Even seasoned globetrotters will be asked to pause at the biometric kiosks now installed at Lisbon, Porto and Faro airports. Cameras capture a high-resolution facial image, scanners read four fingerprints and the machine cross-checks the data against the passenger’s electronic passport. The system, introduced under EU Regulation 2017/2226, replaces the manual stamp that border guards used to slap on a travel document. Holiday-makers from Brazil or the United Kingdom, for instance, will see a digital record of each entry and exit stored for up to 3 years — 5 years if they overstay the legal 90-day limit in any 180-day period.
How Portugal prepared the ground
The Ministry of Internal Administration spent the past 18 months retrofitting departure halls with 60 multimodal gates in Lisbon, 32 in Porto and 20 in Faro. Additional units have been delivered to the land crossings of Vilar Formoso and Caia on the Spanish frontier. Engineers from Vision-Box, the Portuguese company that also supplies Heathrow, carried out most of the installation work. Officials estimate €42 M in equipment costs and €8 M annually for data storage and maintenance, partly reimbursed by the EU Internal Security Fund. Staff rosters at Serviço de Estrangeiros e Fronteiras (SEF) have been adjusted to deploy extra officers during the morning transatlantic bank in Lisbon, the period that typically generates the heaviest arrival traffic.
The numbers behind the decision
Brussels argues the switch is overdue. In 2023 alone, Schengen states recorded 97 000 visa overstays, an 18 % rise in 4 years. Portuguese airports accounted for nearly 7 % of that total. By automating calculations of ‘days left’ in the Schengen clock, the Commission hopes to cut administrative workload and improve deportation case accuracy. The new database will also feed information to Frontex risk-analysis units in Warsaw, allowing real-time alerts if a passport linked to crime or terrorism is scanned at any external border.
Civil-liberties storm clouds
Despite strong political consensus in Brussels, privacy watchdogs here in Portugal are sceptical. The NGO D3 – Defesa dos Direitos Digitais warns that mass collection of fingerprints could be disproportionate, especially because travellers have no opt-out once the system is live. A joint letter sent to the Portuguese Data Protection Authority (CNPD) points out that facial recognition errors still disproportionately affect people with darker skin tones. CNPD officials told Público newspaper they will audit the infrastructure within 6 months to verify encryption standards and the legal basis for data transfers to law-enforcement agencies outside the EU.

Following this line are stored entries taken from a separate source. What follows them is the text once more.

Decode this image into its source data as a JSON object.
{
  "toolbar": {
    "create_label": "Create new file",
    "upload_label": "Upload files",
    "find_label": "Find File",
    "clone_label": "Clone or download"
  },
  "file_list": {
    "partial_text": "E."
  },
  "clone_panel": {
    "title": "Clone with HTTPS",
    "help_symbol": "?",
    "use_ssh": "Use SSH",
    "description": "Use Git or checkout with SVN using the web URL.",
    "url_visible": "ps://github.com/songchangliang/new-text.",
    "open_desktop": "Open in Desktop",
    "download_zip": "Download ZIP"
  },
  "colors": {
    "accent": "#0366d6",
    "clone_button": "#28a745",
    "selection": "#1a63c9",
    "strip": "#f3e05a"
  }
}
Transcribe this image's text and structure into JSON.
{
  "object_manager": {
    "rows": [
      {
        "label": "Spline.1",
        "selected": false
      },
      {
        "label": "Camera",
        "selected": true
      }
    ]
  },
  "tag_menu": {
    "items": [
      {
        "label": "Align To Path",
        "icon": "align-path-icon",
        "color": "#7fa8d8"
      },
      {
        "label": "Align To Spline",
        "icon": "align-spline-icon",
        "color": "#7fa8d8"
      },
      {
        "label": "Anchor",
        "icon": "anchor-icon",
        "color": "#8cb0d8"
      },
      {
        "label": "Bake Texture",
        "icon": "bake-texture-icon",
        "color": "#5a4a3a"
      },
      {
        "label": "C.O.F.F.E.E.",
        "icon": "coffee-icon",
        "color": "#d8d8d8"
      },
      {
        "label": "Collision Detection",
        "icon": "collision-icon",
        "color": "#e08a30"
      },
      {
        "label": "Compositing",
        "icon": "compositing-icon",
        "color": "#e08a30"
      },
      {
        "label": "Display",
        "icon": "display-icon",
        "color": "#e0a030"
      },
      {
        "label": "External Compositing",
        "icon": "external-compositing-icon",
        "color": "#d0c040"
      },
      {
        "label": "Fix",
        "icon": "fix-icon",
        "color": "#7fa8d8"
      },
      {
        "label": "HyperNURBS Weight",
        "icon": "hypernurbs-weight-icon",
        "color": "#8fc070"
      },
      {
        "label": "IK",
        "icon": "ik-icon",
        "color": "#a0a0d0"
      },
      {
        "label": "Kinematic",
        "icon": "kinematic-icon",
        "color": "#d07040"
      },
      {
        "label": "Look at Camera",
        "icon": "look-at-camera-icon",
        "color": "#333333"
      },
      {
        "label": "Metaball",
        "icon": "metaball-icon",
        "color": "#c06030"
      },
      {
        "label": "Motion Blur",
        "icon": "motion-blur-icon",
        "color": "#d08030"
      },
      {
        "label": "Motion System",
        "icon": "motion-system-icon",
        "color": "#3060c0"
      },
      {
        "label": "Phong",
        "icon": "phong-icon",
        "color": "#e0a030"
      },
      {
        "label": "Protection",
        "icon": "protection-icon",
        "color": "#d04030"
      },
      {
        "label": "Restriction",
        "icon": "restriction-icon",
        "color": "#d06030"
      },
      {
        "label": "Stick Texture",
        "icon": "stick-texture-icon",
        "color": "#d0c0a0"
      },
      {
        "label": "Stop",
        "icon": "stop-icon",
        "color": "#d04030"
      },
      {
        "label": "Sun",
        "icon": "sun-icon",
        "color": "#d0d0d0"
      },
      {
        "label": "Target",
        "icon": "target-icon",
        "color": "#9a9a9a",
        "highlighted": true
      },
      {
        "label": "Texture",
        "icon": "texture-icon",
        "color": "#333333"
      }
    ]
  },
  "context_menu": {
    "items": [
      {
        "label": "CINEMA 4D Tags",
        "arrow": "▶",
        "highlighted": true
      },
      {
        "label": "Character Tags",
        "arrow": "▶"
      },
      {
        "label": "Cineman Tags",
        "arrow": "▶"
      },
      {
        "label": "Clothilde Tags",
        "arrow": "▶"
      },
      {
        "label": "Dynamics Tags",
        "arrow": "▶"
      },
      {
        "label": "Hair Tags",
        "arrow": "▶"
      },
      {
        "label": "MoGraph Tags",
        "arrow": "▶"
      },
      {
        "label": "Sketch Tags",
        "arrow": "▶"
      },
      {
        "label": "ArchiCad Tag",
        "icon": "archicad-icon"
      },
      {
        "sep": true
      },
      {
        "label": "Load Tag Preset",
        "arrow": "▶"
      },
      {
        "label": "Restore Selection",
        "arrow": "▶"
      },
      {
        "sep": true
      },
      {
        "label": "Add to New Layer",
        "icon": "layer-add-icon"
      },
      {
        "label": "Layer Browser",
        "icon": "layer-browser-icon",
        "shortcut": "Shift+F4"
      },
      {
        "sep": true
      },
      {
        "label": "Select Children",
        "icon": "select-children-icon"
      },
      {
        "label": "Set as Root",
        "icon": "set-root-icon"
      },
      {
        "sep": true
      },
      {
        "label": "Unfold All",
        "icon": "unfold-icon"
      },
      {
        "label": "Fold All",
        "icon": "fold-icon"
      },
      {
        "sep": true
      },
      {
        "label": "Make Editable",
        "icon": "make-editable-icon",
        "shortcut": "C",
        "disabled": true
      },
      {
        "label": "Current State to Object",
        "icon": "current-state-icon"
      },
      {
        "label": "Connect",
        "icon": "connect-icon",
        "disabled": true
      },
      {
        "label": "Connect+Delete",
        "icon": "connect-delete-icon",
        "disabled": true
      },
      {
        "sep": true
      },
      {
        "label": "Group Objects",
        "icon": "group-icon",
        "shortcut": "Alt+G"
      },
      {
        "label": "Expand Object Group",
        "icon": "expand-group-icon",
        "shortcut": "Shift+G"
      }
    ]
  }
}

Potential pain points in the first weeks
Airlines have already been briefed to expect longer queues until passengers become familiar with the hardware. Trial runs at Lisbon in September indicated processing times of around 2 minutes for a first-time enrolment and 40 seconds on subsequent trips. During peak summer weekends, that could translate into an extra half-hour wait unless all kiosks remain operational. SEF insists contingency plans are in place: manual counters can reopen quickly and personnel have been trained to ‘triage’ families with small children, travellers with reduced mobility and crew members.

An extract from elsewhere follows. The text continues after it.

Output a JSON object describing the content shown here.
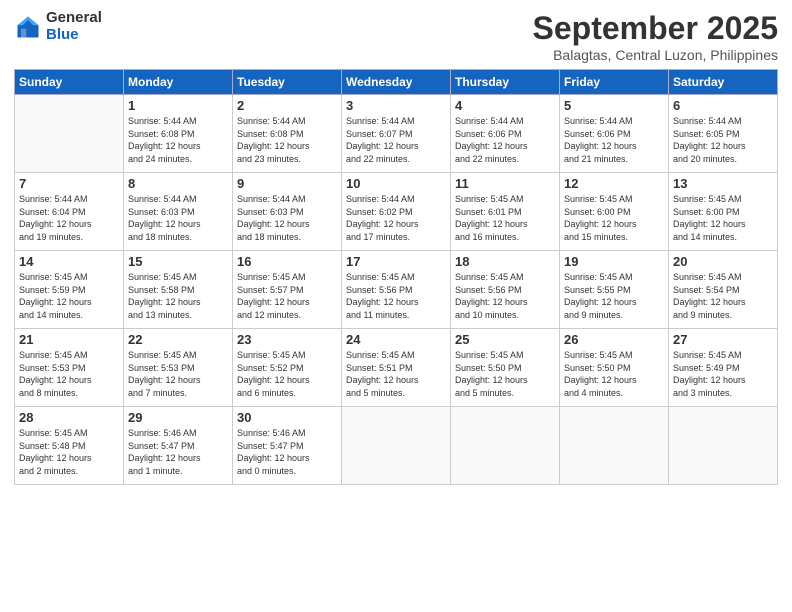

Looking beyond the start-up hiccups
The EES is only one piece of a broader technological puzzle. By late 2026, Portugal must also connect its border posts to the European Travel Information and Authorisation System (ETIAS), a €7 fee pre-clearance program similar to the US ESTA. Analysts believe the combination of EES and ETIAS will eventually reduce illegal migration pressure on the Iberian Peninsula, but they caution that predictive algorithms are no substitute for robust human rights safeguards. For now, the advice to anyone expecting non-EU guests is simple: tell them to arrive early, keep their fingers ready for scanning and, above all, make sure their 90-day clock does not run out.